Ungesunde Perspektiven

Die Menschen werden sich an den Gedanken gewöhnen müssen, dass der Ruf nach autofreien Innenstädten nicht länger nur eine unsinnige grüne Vision bleiben kann. Zumindest nicht, so lange unsere Autos, Lkws und Busse Stick- und Schwefeldioxide in die Luft blasen, denen ein Großteil der Bevölkerung in den Ballungsräumen hilflos ausgesetzt ist. 467 000 Opfer, die durch Feinpartikel krank wurden und schließlich starben, darf man nicht als bloße Statistik zur Seite schieben. Was EU-Experten gestern vorgebracht haben, passt zu dem Ziel der deutschen Länderregierungen, bis 2050 überhaupt keine Fahrzeuge mit Verbrennungsmotoren mehr in die Citys zu lassen. Aber selbst dieses ehrgeizige Ziel klingt noch viel zu bescheiden, um all jenen, die heute leben, helfen zu können.

Dass die Fachleute fast schon im gleichen Atemzug die Qualität der Gesundheitsfür- und -vorsorge in Europa kritisieren, weil sie in weiten Bereichen der Union nicht den Notwendigkeiten entspricht, verdüstert das Bild zusätzlich. Die Botschaft lautet: Wir machen uns selber krank, haben dann aber nicht die Instrumente, um Behandlungen durchzuführen. Das ist ein bitteres Zeugnis für die europäischen Staaten, aber mehr noch für jene, die zu den Opfern beider Entwicklungen werden.

Nun gehört Gesundheitsversorgung nicht zu den Zuständigkeiten der EU. Doch die Studien haben Recht mit ihren Forderungen nach mehr Investitionen in eine Versorgungsstruktur, die Ursachen derzeit nicht wirkungsvoll angeht und die Errungenschaften der Medizin nicht mehr für alle vorhält.
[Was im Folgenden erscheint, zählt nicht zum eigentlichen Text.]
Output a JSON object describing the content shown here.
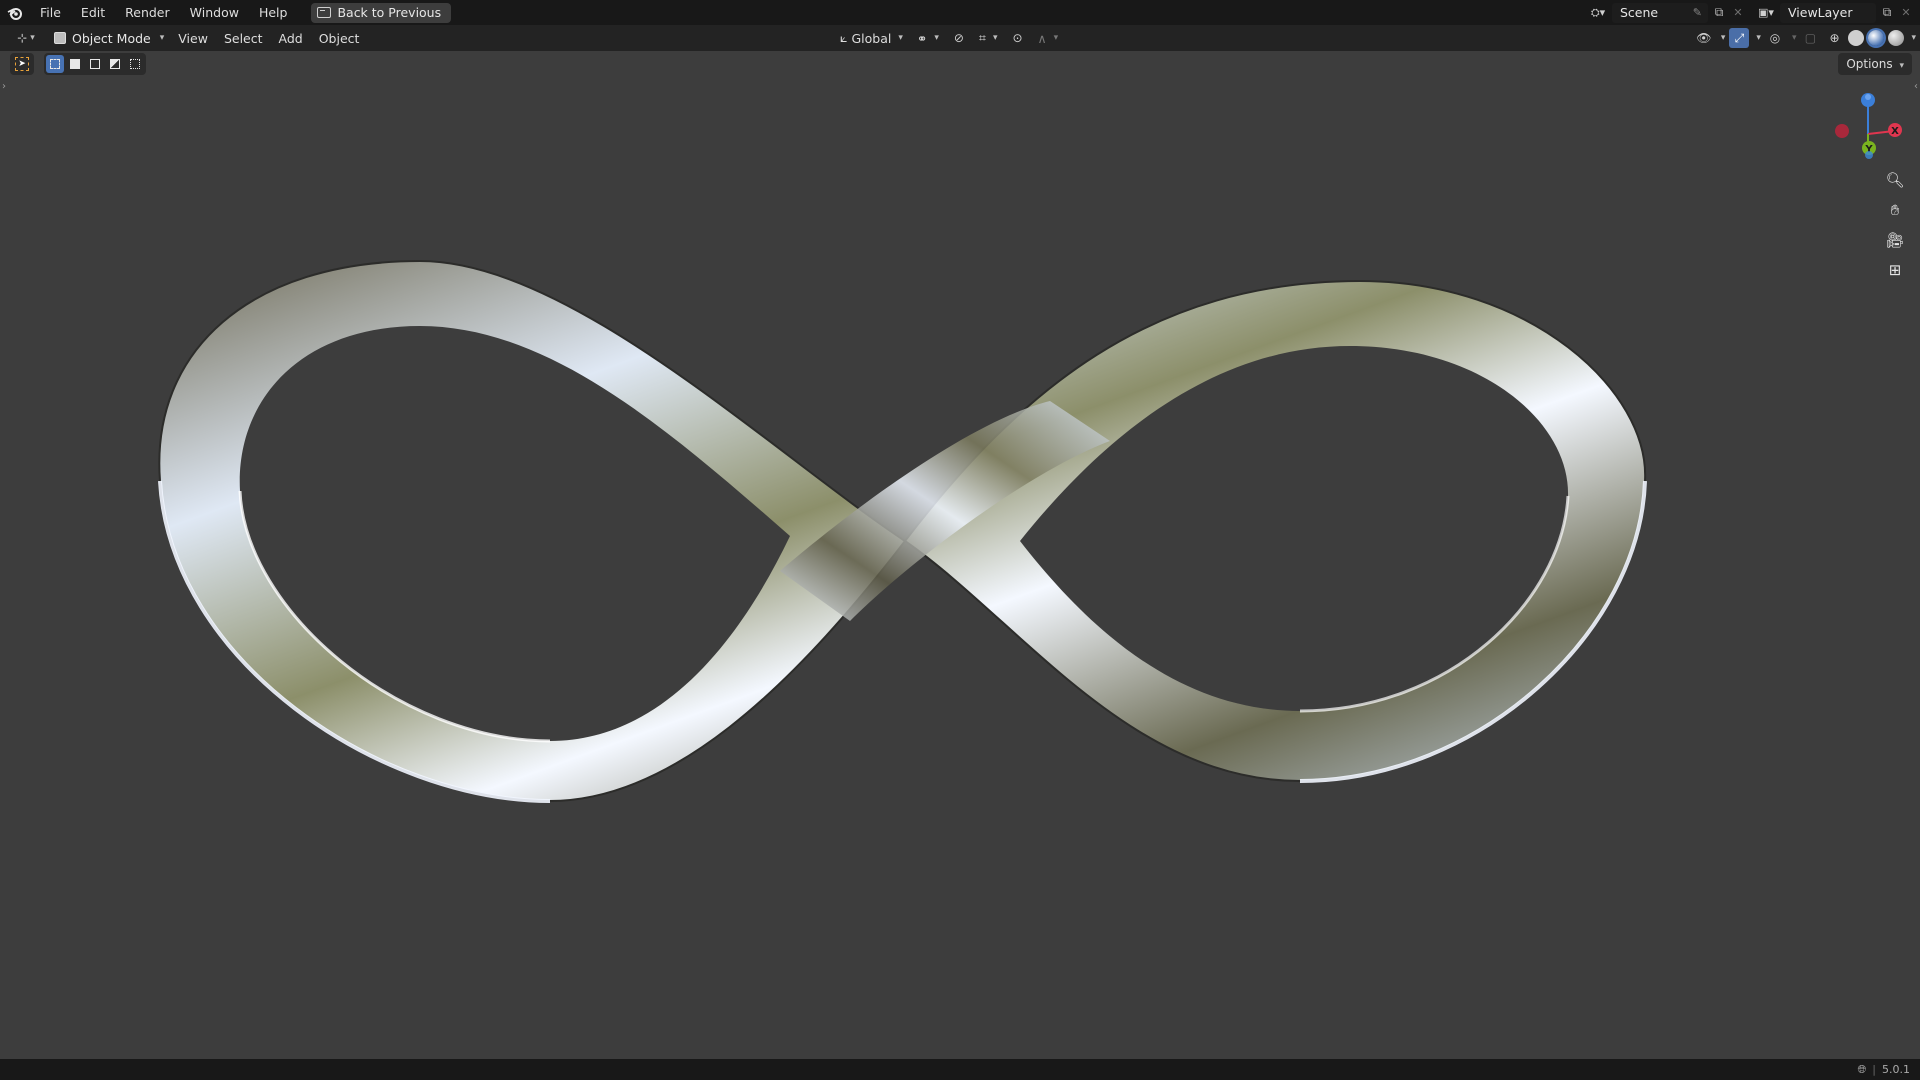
{
  "topbar": {
    "menus": [
      "File",
      "Edit",
      "Render",
      "Window",
      "Help"
    ],
    "back_label": "Back to Previous",
    "scene_name": "Scene",
    "view_layer": "ViewLayer"
  },
  "header": {
    "mode": "Object Mode",
    "menus": [
      "View",
      "Select",
      "Add",
      "Object"
    ],
    "orientation": "Global"
  },
  "viewport": {
    "options_label": "Options",
    "gizmo": {
      "x_label": "X",
      "y_label": "Y"
    }
  },
  "statusbar": {
    "version": "5.0.1"
  },
  "colors": {
    "viewport_bg": "#3d3d3d",
    "accent": "#4772b3",
    "axis_x": "#e0364f",
    "axis_y": "#7ab31f",
    "axis_z": "#3b7fd9"
  },
  "icons": [
    "blender-logo-icon",
    "back-icon",
    "scene-icon",
    "pin-icon",
    "view-layer-icon",
    "zoom-icon",
    "hand-pan-icon",
    "camera-icon",
    "grid-icon",
    "cursor-tool-icon"
  ]
}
Die von der EU-Kommission und der OECD gestern vorgelegten Zahlen belegen, dass sich Bürger von wirtschaftlich gesunden Staaten therapeutische Möglichkeiten leisten können, während Bewohner von weniger entwickelten europäischen Ländern nicht einmal die Chance auf Behandlung haben. Weil die Zahl der Ärzte sinkt, weil der Anteil der eigenen Kosten an den Behandlungen unerschwinglich wird. Weil gesundes Leben auch eine Frage des Geldbeutels ist. Doch die "Langfristige Finanzierungen der Gesundheitssysteme" steht seit Monaten folgenlos auf den Tagesordnungen der EU-Finanzminister. Als ob es sich bei dieser Frage nicht um eine der wichtigsten Zukunftsaufgaben überhaupt handeln würde.

Dabei ist die EU spätestens an dieser Stelle doch wieder im Boot. Denn bei ihr werden nicht nur Höchstgrenzen für Schadstoffe erarbeitet, sondern auch um Ausnahmen für bestimmte Wirtschaftsbereiche gerungen. Für deren Folgen müssen dann die überforderten Gesundheitssysteme einspringen. Das ist nicht nur unsinnig, sondern auch verantwortungslos. Der gleiche Elan, mit dem sich die EU für den Schutz des Klimas einsetzt, wäre auch für das Schaffen einer gesunden Umgebung nötig.